En el caso guatemalteco se expulsaba a una CICIG que en los últimos años ha sacudido con fuerza el sistema político nacional. En 2015, la comisión llevó a juicio al entonces presidente Otto Pérez Molina y a su vicepresidenta Roxana Baldetti, por un caso de corrupción aduanera. El presidente se vio forzado a dimitir y ambos fueron finalmente condenados. Con posterioridad, la CICIG presentó acusaciones contra diversos altos cargos del país, incluyendo a influyentes magistrados y al ex presidente Álvaro Colom. Las relaciones entre la CICIG y el gobierno de Jimmy Morales han sido muy tensas, habiendo llegado el presidente a declarar “non grato” al jefe de la misión, el colombiano Iván Velásquez. Dicha decisión fue posteriormente revertida por la Corte Constitucional. El autoritario Jimmy Morales perdió la paciencia tras la solicitud de la CICIG el pasado 10 de agosto de iniciar la apertura de antejuicio en su contra por un caso de financiamiento electoral ilícito. Tras un repliegue estratégico de unos días, el mandatario decidió expulsar a la misión de manera expedita el 31 de agosto. Según un reporte de la revista Insight Crime, días antes el presidente había realizado un viaje secreto a Estados Unidos, en el que podría haber buscado apoyos en Washington para su atrevido movimiento. Las declaraciones del Presidente durante la rueda de prensa del 31 de agosto, en las que aseguró que no acatará resoluciones judiciales ilegales, despertaron fuertes temores en la sociedad Guatemalteca, entre los que no se destaca la posibilidad de autogolpe.
Los eventos ocurridos el 31 de agosto, ponen de manifiesto la profunda crisis de los sistemas democráticos centroamericanos. Los mismos se ven influidos por poderosas corrientes autoritarias y están atravesados por inextricables redes de corrupción, que han logrado cooptar sus instituciones en favor de los intereses de determinados grupos. En Nicaragua, la pareja presidencial formada por Daniel Ortega y su esposa Rosario Murillo, han logrado transformar un partido de origen revolucionario como el Frente Sandinista de Liberación Nacional FSLN en un auténtico negocio familiar. Durante este proceso, los antiguos revolucionarios realizaron alianzas con la empresa privada y la Iglesia Católica para garantizar su hegemonía y ampliar su clientela a la oligarquía local. Al mismo tiempo, construyeron un nuevo estado, identificado con el partido y con la pareja presidencial, cuyo carácter autoritario y controlador acabó llevándolos a cometer los terribles crímenes de los últimos meses.

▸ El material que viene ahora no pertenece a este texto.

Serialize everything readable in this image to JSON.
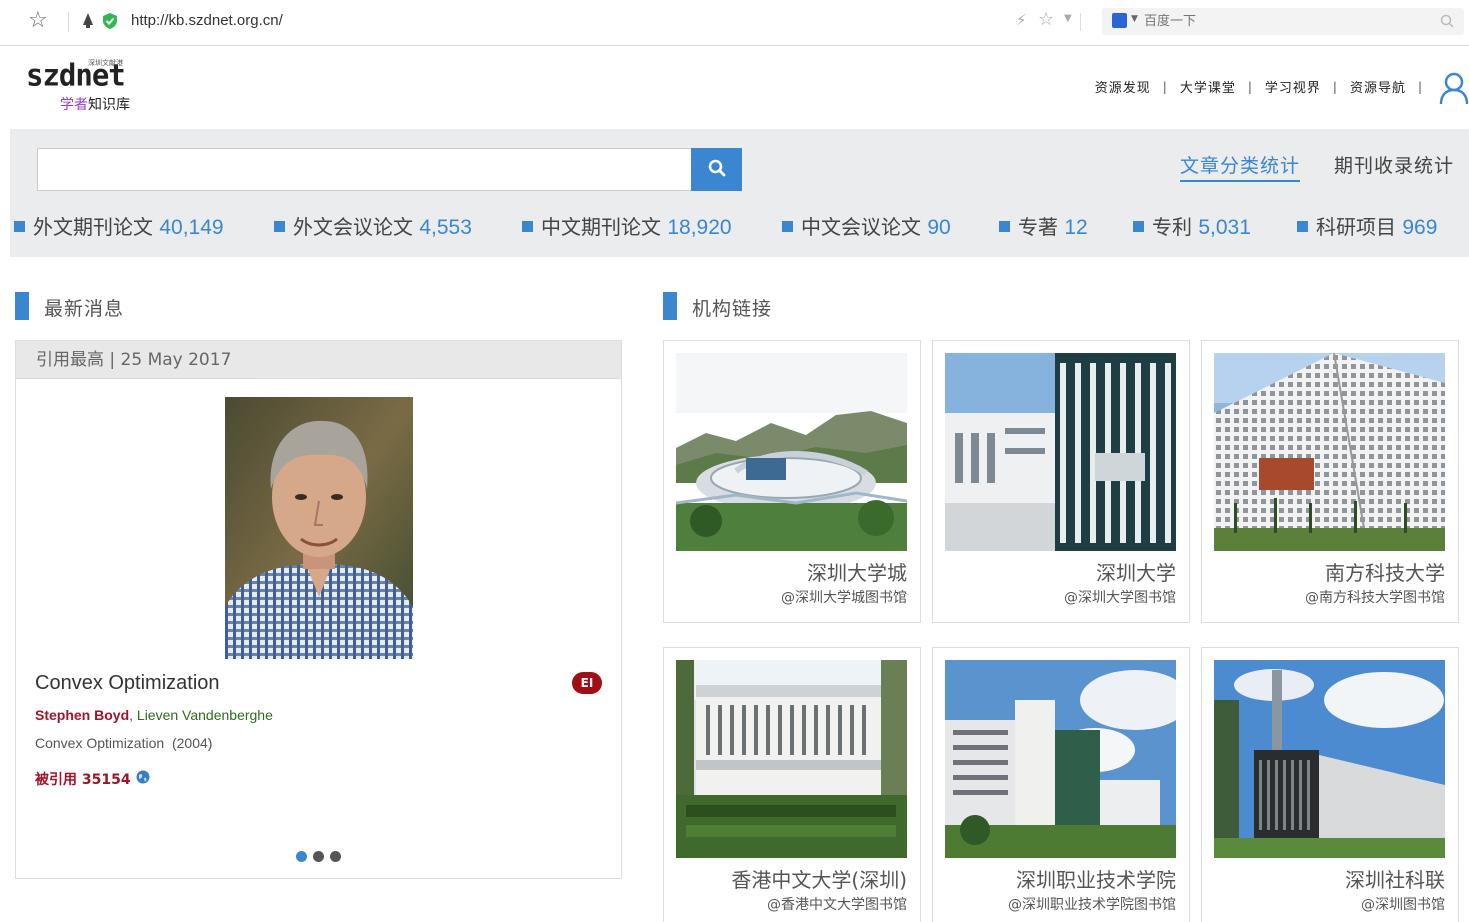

Por otro lado, en Guatemala la corrupción está profundamente ligada a un sistema político atomizado, en el que los partidos nacen y mueren con cada proceso electoral y cuya raíz corrupta no ha podido ser extirpada por la CICIG. Con la salida de Pérez Molina del poder en 2015, algunos sectores creyeron posible que se abriese un ciclo de regeneración democrática. Sin embargo, la elección como Presidente de Jimmy Morales cerraba esa puerta. Morales llegó a la política guatemalteca como un “outsider”, habiéndose desempeñado anteriormente como humorista televisivo (el programa que protagonizaba tenía un fuerte tufo conservador y el propio Morales representaba personajes con marcado carácter racista). Desde un primer momento se lo consideró un representante de sectores militares y ultraderechistas, con un largo historial de corrupción a sus espaldas. De esta forma, se cerraba la posibilidad de comenzar un proceso de regeneración nacional.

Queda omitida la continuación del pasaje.